Polska jest w dalszym ciągu suwerennym krajem i może podejmować nawet działania sprzeczne z prawem unijnym tak, jak już było to zrobione przez ten sam rząd, przez tego samego premiera, którego mamy w tej chwili w czasie afery zbożowej. Była podjęta decyzja o objęciu embargiem ukraińskiego zboża, która była sprzeczna z regułami unijnymi - dodał.

Zdaniem gościa Porannej rozmowy w RMF FM rząd powinien spełnić postulaty przewoźników poprzez, na przykład, "jednostronne wprowadzenie limitu liczby zezwoleń wydawanych rokrocznie czy comiesięcznie ukraińskim przewoźnikom, tak jak było przez wiele lat wcześniej".

Wawer: Nie powinniśmy ogłaszać się sługami narodu ukraińskiego

Mazurek zapytał swojego gościa, czy gdy w 2015 roku był pełnomocnikiem komitetu wyborczego Mariana Kowalskiego, ówczesnego kandydata w wyborach prezydenckich, podzielał jego poglądy.

Dziennikarz przytoczył słowa Kowalskiego z 2015 roku: "Będę polskim Putinem. Będę bronił polskiego interesu narodowego. Będę polskim prezydentem. Za wszelką cenę". O zajęciu Krymu przez Rosję powiedział: "To jest interes rosyjski, to jest ich sprawa. Na ile sobie mogli pozwolić, tyle zrobili. Świat milczał. Co zrobiła Europa, co zrobiło NATO? Nic nie zrobili".

Obaj byliśmy członkami Ruchu Narodowego, obaj realizowaliśmy program Ruchu Narodowego, więc w tym zakresie tak - odpowiedział Wawer, dodając, że te słowa padły przed wybuchem wojny i dotyczyły "określonego kontekstu".

Jeżeli mówimy, że Putin broni rosyjskiego interesu narodowego, to oczywiście jest to prawda - powiedział poseł Konfederacji.

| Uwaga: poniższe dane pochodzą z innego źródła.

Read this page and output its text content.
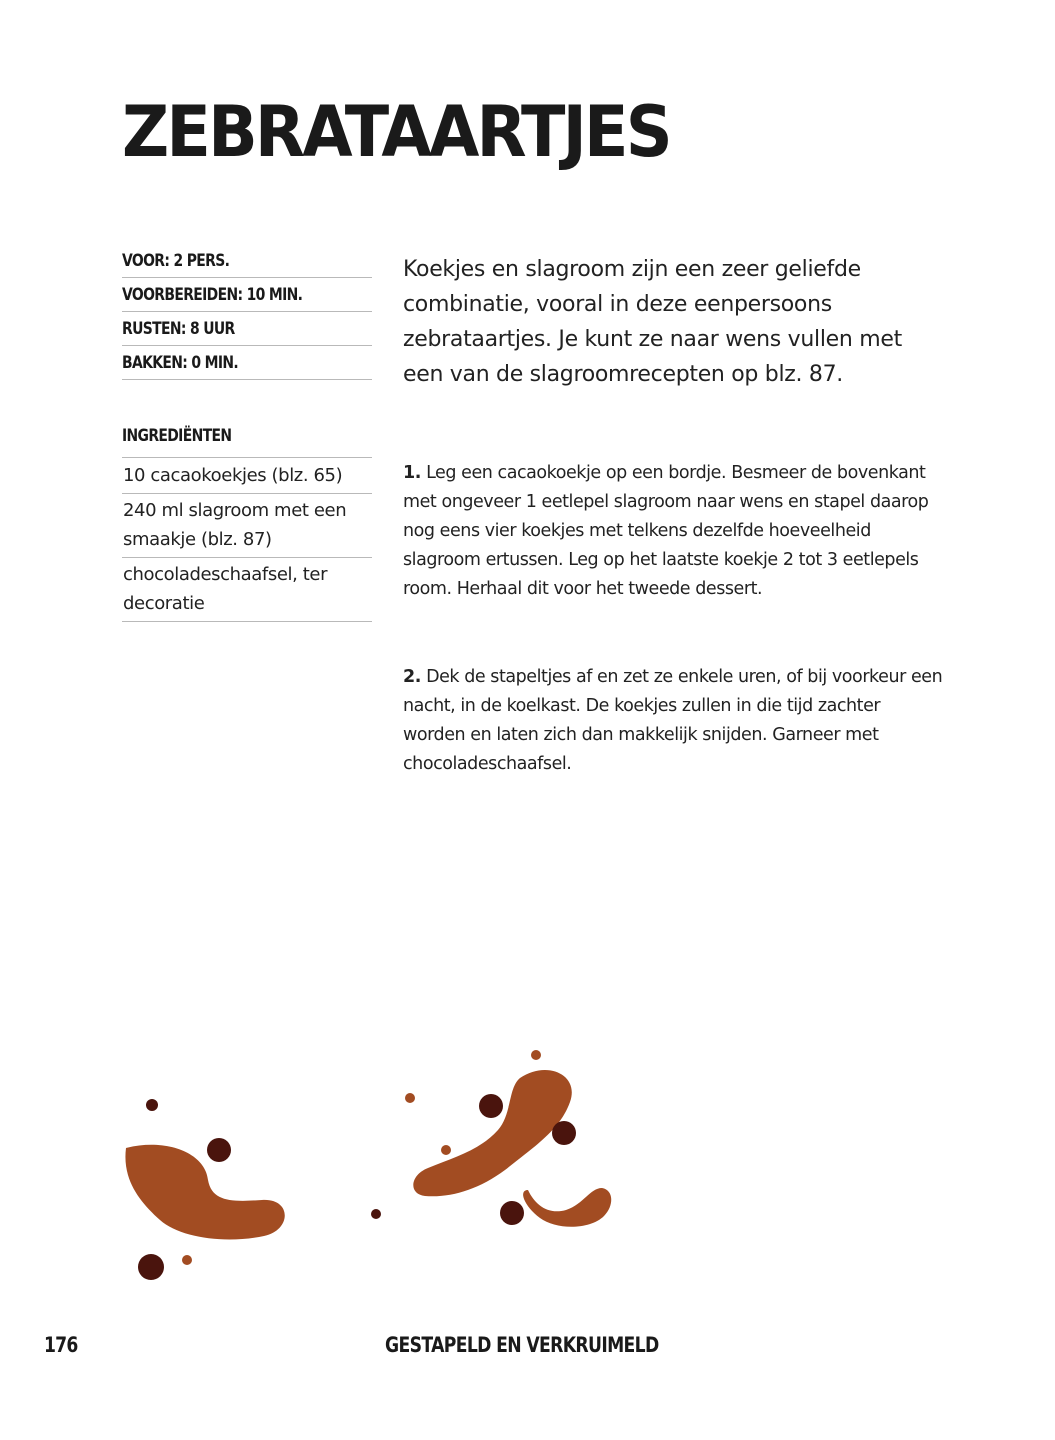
ZEBRATAARTJES
VOOR: 2 PERS.
VOORBEREIDEN: 10 MIN.
RUSTEN: 8 UUR
BAKKEN: 0 MIN.
INGREDIËNTEN
10 cacaokoekjes (blz. 65)
240 ml slagroom met een smaakje (blz. 87)
chocoladeschaafsel, ter decoratie

Koekjes en slagroom zijn een zeer geliefde combinatie, vooral in deze eenpersoons zebrataartjes. Je kunt ze naar wens vullen met een van de slagroomrecepten op blz. 87.

1. Leg een cacaokoekje op een bordje. Besmeer de bovenkant met ongeveer 1 eetlepel slagroom naar wens en stapel daarop nog eens vier koekjes met telkens dezelfde hoeveelheid slagroom ertussen. Leg op het laatste koekje 2 tot 3 eetlepels room. Herhaal dit voor het tweede dessert.

2. Dek de stapeltjes af en zet ze enkele uren, of bij voorkeur een nacht, in de koelkast. De koekjes zullen in die tijd zachter worden en laten zich dan makkelijk snijden. Garneer met chocoladeschaafsel.

176	GESTAPELD EN VERKRUIMELD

Na zarzut Mazurka, że unika jednoznacznej odpowiedzi, bo nie chce się afiszować ze swoimi poglądami i nie chce się do nich przyznawać, Michał Wawer powiedział: "Nie rozumiem pytania...".

Jest obiektywnym faktem, że było rosyjskim interesem zajęcie Krymu. Tak samo, jak interesem polskim i interesem wielu innych państw i międzynarodowej opinii publicznej jest to, żeby Rosję przed tym powstrzymać - dodał. Ale to był pański kandydat na prezydenta, on to powiedział - podtrzymywał Mazurek.

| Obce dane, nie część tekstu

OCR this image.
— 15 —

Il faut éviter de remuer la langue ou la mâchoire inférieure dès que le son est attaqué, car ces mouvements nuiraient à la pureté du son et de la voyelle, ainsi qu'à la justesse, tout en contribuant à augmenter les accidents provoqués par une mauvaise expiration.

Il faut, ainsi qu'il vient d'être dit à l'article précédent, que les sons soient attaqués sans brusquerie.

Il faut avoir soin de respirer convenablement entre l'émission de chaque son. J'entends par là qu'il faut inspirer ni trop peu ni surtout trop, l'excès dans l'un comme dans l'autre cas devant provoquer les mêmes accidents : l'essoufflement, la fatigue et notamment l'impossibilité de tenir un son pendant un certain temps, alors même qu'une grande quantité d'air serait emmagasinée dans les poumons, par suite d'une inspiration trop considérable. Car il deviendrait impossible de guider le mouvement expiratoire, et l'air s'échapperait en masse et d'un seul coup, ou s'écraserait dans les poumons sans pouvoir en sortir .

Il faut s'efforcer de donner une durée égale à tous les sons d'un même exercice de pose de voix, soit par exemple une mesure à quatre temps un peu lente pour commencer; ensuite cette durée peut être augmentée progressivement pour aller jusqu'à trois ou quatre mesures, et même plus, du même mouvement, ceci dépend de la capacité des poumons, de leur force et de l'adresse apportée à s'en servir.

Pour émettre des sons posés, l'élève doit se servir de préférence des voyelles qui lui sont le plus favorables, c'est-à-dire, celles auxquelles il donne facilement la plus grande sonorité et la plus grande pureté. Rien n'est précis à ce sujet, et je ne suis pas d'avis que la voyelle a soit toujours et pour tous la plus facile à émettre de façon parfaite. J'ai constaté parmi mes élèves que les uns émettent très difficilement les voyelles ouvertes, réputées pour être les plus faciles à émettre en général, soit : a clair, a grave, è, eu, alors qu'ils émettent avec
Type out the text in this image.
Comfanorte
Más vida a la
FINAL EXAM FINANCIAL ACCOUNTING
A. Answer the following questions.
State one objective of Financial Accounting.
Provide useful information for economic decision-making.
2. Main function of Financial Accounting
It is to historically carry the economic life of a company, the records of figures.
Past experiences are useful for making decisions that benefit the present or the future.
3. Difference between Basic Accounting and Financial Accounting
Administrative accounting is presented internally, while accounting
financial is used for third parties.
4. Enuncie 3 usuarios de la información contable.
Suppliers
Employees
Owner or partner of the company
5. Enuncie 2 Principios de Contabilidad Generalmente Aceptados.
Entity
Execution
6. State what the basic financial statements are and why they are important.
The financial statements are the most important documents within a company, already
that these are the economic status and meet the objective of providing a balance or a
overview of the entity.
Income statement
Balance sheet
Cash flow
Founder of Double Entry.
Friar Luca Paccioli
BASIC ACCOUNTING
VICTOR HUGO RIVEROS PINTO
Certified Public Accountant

Znając poglądy Mariana sądzę, że to, co miał na myśli to było po prostu to, że my jako Polska nie powinniśmy się mieszać w sprawy, które są rozgrywane między dużo silniejszymi graczami w odległych od nas rejonach... - zaczął tłumaczyć Wawer. Ukraina jest blisko - wciął się prowadzący.

Zgoda. Natomiast nie powinniśmy się poświęcać w imię jakiegoś źle pojętego porządku międzynarodowego, pokoju na świecie, za wolność naszą i waszą - zaznaczył Wawer.

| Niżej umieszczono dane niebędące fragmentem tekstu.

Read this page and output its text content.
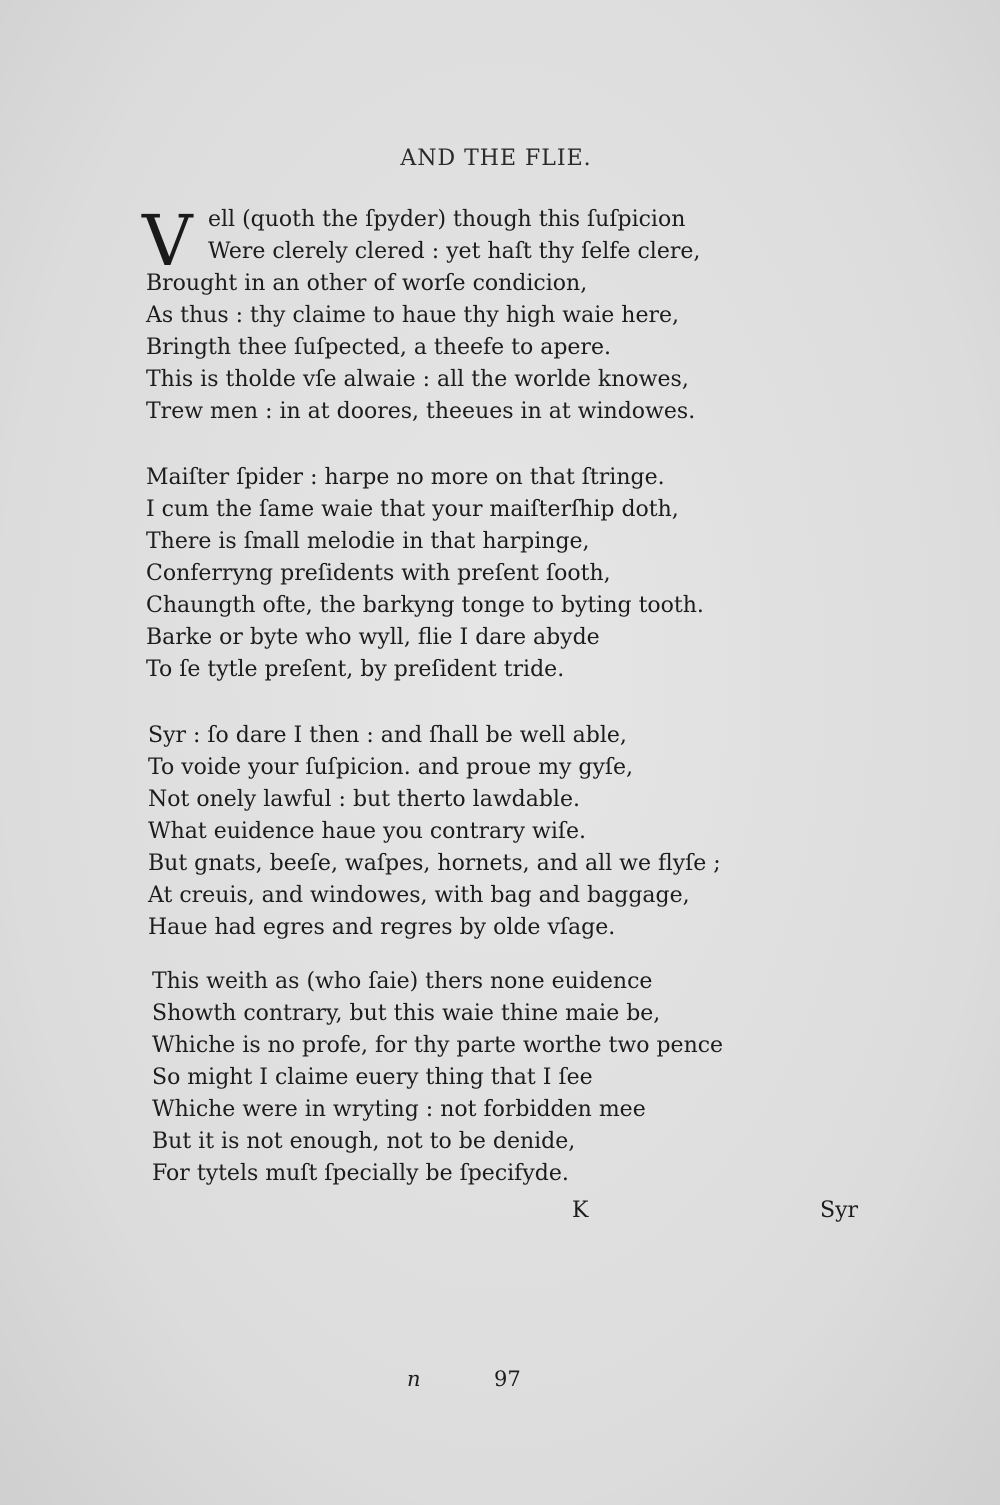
AND THE FLIE.
V ell (quoth the ſpyder) though this ſuſpicion
Were clerely clered : yet haſt thy ſelfe clere,
Brought in an other of worſe condicion,
As thus : thy claime to haue thy high waie here,
Bringth thee ſuſpected, a theefe to apere.
This is tholde vſe alwaie : all the worlde knowes,
Trew men : in at doores, theeues in at windowes.
Maiſter ſpider : harpe no more on that ſtringe.
I cum the ſame waie that your maiſterſhip doth,
There is ſmall melodie in that harpinge,
Conferryng preſidents with preſent ſooth,
Chaungth ofte, the barkyng tonge to byting tooth.
Barke or byte who wyll, flie I dare abyde
To ſe tytle preſent, by preſident tride.
Syr : ſo dare I then : and ſhall be well able,
To voide your ſuſpicion. and proue my gyſe,
Not onely lawful : but therto lawdable.
What euidence haue you contrary wiſe.
But gnats, beeſe, waſpes, hornets, and all we flyſe ;
At creuis, and windowes, with bag and baggage,
Haue had egres and regres by olde vſage.
This weith as (who ſaie) thers none euidence
Showth contrary, but this waie thine maie be,
Whiche is no profe, for thy parte worthe two pence
So might I claime euery thing that I ſee
Whiche were in wryting : not forbidden mee
But it is not enough, not to be denide,
For tytels muſt ſpecially be ſpecifyde.
K	Syr
n	97
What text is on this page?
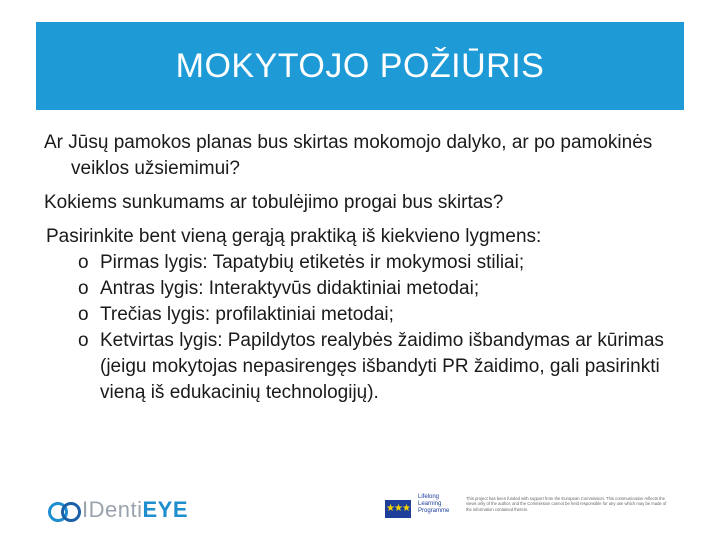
MOKYTOJO POŽIŪRIS

Ar Jūsų pamokos planas bus skirtas mokomojo dalyko, ar po pamokinės veiklos užsiemimui?

Kokiems sunkumams ar tobulėjimo progai bus skirtas?

Pasirinkite bent vieną gerąją praktiką iš kiekvieno lygmens:

o Pirmas lygis: Tapatybių etiketės ir mokymosi stiliai;
o Antras lygis: Interaktyvūs didaktiniai metodai;
o Trečias lygis: profilaktiniai metodai;
o Ketvirtas lygis: Papildytos realybės žaidimo išbandymas ar kūrimas (jeigu mokytojas nepasirengęs išbandyti PR žaidimo, gali pasirinkti vieną iš edukacinių technologijų).
IDentiEYE	★★★
Lifelong Learning Programme
This project has been funded with support from the European Commission. This communication reflects the views only of the author, and the Commission cannot be held responsible for any use which may be made of the information contained therein.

Zgadzam się z tym, że w momencie zajmowania Krymu Rosjanie uważali, że to jest ich interes narodowy (...). Jest w polskim interesie narodowym, żeby Rosja została wypchnięta z Ukrainy i z Krymu, ale nie uważam też, że powinniśmy z tego tytułu ogłaszać się sługami narodu ukraińskiego i poświęcać wszystko, co się da, żeby ten cel osiągnąć - dodał.

Czy zgadzał się pan wtedy i dziś ze słowami Mariana Kowalskiego? - dopytywał Mazurek. Ze słowami Kowalskiego, że zajęcie Krymu to był interes rosyjski i to ich sprawa - to w tym sensie się nie zgadzam. Żadna sprawa międzynarodowa nie jest nigdy wyłącznie sprawą tego narodu - powiedział ostatecznie Wawer.

"Korwin-Mikke jest szeregowym działaczem"

Zapytany o polityczny los Janusza Korwin-Mikkego, który został oskarżony o fatalny wynik wyborczy skrajnej prawicy, Wawer powiedział: "Jest szeregowym działaczem partii Nowa Nadzieja w tej chwili".

Życzymy mu wszystkiego najlepszego. Janusz Korwin-Mikke jako ojciec ruchu wolnościowego w Polsce, powinien się już wiele lat temu skupić na działalności publicystycznej, udzielaniu wykładów. Byłoby to coś, w czym byłby rzeczywiście dobry. I widzimy w tej chwili, kiedy wypadł z Sejmu, że poziom jego Twittera (dawny portal X - red.) drastycznie urósł i robi się naprawdę ciekawą lekturą - mówił.